Read: The irony of the government's response to TLP march

Thankfully, however, the opposition parties have chosen not to be tempted by opportunism where the TLP protest is concerned and have so far acted in a mature and responsible manner. Rather than inflaming the situation further by provocative statements, they have either chosen to be reticent or made statements urging that lessons be learnt from what has transpired. Shehbaz Sharif, alluding to the PTI’s four-month long dharna during the PML-N rule when Imran Khan threatened to bring down the government, tweeted: “When you undermine a legitimately & genuinely elected Prime Minister … & attack Parliament for petty political gains, you open the floodgates for chaos and anarchy. The country is the ultimate sufferer… .”
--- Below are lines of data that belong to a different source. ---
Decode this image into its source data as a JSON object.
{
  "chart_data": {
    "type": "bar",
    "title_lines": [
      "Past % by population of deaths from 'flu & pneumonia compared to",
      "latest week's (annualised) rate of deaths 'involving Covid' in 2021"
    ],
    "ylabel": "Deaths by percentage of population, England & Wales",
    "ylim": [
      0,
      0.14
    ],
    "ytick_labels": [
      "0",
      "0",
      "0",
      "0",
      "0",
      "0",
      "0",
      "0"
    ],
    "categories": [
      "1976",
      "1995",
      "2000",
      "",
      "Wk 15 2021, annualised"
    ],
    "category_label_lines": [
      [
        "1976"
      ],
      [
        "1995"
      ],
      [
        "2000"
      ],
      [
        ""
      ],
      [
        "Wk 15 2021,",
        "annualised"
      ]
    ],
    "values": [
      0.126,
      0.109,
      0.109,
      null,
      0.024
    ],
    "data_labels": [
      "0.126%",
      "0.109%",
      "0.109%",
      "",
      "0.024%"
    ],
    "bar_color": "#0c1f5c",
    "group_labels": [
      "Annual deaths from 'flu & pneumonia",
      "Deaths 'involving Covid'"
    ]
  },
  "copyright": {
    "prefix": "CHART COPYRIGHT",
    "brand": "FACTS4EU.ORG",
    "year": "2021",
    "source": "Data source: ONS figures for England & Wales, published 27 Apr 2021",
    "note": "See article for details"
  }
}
It is pertinent to recall that in 2017, the PTI did not desist from adding fuel to the fire when the TLP’s protests over a particular change in the election law began gathering steam, with Imran Khan even saying that his party workers wanted to join the Faizabad sit-in. That 20-day dharna had disastrous consequences for the PML-N government and — having been brought to an end through a one-sided army-brokered deal — for the democratic system as a whole. Indeed, democracy will only take root in this country when all political parties realise that resorting to expedient, ‘off-the-books’ tactics weakens each one of them. And, as the PTI government may be realising today, there will inevitably be a reckoning.
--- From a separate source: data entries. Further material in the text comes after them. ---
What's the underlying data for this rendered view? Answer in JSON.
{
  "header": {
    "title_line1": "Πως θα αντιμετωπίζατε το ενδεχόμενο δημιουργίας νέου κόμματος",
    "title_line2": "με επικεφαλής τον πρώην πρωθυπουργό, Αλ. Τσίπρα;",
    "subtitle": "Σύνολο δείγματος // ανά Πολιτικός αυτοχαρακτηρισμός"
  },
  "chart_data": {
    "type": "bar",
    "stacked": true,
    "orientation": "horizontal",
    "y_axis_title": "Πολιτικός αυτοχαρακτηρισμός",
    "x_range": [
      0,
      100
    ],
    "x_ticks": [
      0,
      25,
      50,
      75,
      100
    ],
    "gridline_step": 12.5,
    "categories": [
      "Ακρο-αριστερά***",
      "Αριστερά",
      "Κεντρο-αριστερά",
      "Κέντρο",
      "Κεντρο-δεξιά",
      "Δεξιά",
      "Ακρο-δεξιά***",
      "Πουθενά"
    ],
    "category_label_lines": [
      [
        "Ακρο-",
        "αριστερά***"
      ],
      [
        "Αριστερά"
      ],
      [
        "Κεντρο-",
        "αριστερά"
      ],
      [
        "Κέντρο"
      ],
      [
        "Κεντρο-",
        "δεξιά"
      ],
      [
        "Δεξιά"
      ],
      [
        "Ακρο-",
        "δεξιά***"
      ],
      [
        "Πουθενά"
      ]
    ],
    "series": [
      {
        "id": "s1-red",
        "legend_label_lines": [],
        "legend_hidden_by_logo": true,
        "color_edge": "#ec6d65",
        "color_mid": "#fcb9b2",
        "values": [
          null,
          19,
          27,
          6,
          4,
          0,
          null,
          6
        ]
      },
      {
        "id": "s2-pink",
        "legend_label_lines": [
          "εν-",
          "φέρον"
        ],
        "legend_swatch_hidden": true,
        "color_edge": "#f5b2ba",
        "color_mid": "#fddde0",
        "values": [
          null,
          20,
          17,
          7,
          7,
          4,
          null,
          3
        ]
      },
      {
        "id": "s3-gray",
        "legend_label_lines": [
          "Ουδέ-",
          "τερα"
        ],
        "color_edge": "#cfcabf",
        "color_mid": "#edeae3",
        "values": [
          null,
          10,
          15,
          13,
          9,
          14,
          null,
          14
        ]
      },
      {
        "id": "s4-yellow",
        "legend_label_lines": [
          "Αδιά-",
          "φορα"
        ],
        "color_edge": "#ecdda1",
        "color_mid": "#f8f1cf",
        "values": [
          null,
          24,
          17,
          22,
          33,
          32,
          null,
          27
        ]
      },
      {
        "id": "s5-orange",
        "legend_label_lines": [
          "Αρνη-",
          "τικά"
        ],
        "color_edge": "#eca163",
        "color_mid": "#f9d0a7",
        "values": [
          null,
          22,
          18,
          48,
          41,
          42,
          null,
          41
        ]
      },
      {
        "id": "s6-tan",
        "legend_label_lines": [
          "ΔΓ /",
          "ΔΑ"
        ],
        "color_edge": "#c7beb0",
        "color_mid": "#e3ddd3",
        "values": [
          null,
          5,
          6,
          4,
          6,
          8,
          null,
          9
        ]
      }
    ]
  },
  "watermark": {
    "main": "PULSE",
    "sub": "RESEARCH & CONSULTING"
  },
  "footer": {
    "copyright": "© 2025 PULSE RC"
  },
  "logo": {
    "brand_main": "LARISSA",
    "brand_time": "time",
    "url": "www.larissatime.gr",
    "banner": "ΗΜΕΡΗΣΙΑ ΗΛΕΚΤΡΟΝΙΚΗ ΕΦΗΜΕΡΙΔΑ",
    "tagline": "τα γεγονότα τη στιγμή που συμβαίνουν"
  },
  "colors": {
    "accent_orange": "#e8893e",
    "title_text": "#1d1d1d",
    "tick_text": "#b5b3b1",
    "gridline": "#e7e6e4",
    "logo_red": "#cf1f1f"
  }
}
Editorial: The government's seesaw of decision-making is escalating the TLP challenge

This can, however, also be a watershed moment where the incumbents — now that the wheel has come full circle — recalibrate their approach towards the opposition. Political parties on both sides of the aisle must learn to have a functional relationship on key issues; the business of governance cannot proceed smoothly without it. Moreover, they must arrive at an understanding over how to deal with undemocratic forces that are beginning to regularly hold hostage every government, no matter which party it belongs to.